Hyperbola formula 9x^2 - 4y^2 + 36x + 24y - 36 = 0.
Convert to rectangular form, find coordinates of the vertices, find coordinates of the foci, find eccentricity, what is the equation of the conic section in polar coordinates if the pole is taken to be the leftmost focus? Sketch.

Homework Equations

a^2 +b^2 = c^2 directrix: x = (a^2)/c e = c/a

The Attempt at a Solution

So I have the hyperbola formula 9x^2 - 4y^2 + 36x + 24y - 36 = 0 I converted it to...
((x+2)^2)/4 - ((y-3)^2)/9 = 1
The vertices I have as (0,3) and (-4,3)
The foci I have as (-2+ sq. root 13,3) and (-2 + sq. root 13, 3)
Eccentricity is (sq. root 13)/2
Now here's the problem I'm having issues trying to find the directrix.
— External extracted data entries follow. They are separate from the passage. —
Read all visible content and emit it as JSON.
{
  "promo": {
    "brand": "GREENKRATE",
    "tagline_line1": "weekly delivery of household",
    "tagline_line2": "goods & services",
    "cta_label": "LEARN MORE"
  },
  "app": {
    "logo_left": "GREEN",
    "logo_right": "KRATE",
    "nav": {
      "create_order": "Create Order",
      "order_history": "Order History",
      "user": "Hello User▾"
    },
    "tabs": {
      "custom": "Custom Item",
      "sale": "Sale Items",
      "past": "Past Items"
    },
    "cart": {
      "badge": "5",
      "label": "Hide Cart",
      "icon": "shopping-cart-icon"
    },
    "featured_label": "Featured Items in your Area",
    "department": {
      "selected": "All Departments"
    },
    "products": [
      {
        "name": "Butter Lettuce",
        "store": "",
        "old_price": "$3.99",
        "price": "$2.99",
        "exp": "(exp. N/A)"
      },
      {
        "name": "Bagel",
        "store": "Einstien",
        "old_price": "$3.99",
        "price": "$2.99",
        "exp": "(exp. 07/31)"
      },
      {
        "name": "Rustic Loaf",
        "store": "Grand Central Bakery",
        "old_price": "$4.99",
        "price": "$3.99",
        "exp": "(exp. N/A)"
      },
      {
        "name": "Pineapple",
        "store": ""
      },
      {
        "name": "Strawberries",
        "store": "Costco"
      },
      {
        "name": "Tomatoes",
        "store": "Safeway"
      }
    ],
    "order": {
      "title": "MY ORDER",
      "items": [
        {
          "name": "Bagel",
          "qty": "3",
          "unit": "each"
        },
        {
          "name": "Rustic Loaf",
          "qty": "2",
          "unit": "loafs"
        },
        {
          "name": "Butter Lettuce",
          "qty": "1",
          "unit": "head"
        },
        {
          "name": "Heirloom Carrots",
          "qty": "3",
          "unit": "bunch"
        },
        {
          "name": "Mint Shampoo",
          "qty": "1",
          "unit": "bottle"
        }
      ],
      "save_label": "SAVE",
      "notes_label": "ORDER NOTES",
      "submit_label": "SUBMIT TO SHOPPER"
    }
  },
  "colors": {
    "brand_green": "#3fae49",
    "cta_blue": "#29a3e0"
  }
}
I found a formula that says its x = (a^2)/c so after plugging in I get 1.109 but that's between the right vertex and right focus, aren't the directrixes suppose to be between the center and the vertices. Also I'm not quite sure what to do "the pole is taken to be the leftmost focus."

 

[kurt.physics]

The equation of the conic section in polar coordinates is r = (sq. root 13)/2 *cos(theta)I'm having a hard time sketching this out since I can't find the directrixes. If anyone could help with that and explain how to do the pole taken to be the leftmost focus that would be awesome!